Trittin auf grüner Distanz

Der Umweltminister verweigert seine Unterschrift unter den offenen Brief des Grünen-Vorstands. Offenbar will Trittin aus der Schusslinie sein, falls es beim Parteitag zum großen Krach kommt

aus Berlin LUKAS WALLRAFF

Die Mitarbeiter der Grünen-Bundeszentrale werden am heutigen Aschermittwoch keinen Kater haben. Sie kamen erst gar nicht zum Feiern. Ausgerechnet am Fastnachtsdienstag mussten sie Sonderschichten einlegen.

Die Delegierten des Grünen-Parteitags, der am 17. März beginnt, sollen endlich den „offenen Brief“ der Parteispitze bekommen, der seit Tagen kursiert und der für großen Ärger gesorgt hat.

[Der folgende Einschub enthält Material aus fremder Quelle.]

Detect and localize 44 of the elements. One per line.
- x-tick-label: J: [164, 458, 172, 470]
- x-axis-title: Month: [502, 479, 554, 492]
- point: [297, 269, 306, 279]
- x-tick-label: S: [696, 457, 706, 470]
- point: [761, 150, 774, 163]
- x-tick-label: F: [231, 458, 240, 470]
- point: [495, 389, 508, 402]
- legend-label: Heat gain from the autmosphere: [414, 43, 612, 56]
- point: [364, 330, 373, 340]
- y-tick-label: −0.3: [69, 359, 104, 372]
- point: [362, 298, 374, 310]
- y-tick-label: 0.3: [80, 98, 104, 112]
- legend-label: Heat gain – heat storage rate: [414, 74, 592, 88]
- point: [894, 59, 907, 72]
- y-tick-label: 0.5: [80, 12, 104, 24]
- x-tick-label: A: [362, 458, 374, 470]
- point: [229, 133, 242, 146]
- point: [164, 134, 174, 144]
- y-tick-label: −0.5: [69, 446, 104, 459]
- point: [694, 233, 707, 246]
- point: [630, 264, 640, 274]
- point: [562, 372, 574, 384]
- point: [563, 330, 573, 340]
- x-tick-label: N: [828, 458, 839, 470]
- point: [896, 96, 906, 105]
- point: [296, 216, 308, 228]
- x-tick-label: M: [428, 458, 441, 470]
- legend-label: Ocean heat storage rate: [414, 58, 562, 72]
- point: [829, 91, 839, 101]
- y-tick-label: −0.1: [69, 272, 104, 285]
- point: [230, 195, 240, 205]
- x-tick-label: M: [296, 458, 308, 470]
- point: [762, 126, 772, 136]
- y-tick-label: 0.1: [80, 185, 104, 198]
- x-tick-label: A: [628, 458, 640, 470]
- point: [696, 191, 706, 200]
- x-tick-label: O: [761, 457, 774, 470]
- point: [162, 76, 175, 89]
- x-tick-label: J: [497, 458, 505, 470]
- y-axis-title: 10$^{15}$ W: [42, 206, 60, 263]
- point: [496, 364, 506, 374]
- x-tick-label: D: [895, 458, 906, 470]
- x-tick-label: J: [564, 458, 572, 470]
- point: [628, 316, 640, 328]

Darin wirbt der Bundesvorstand für die Unterstützung seines Kurses beim Atomausstieg und bei einer zentralen Frage, die die Partei zu spalten droht: die Aufhebung der strikten Trennung von Parteiämtern und Parlamentsmandaten. Die meisten Spitzenpolitiker haben ihn mittlerweile unterschrieben – auch die Fraktionschefin im Bundestag, Kerstin Müller.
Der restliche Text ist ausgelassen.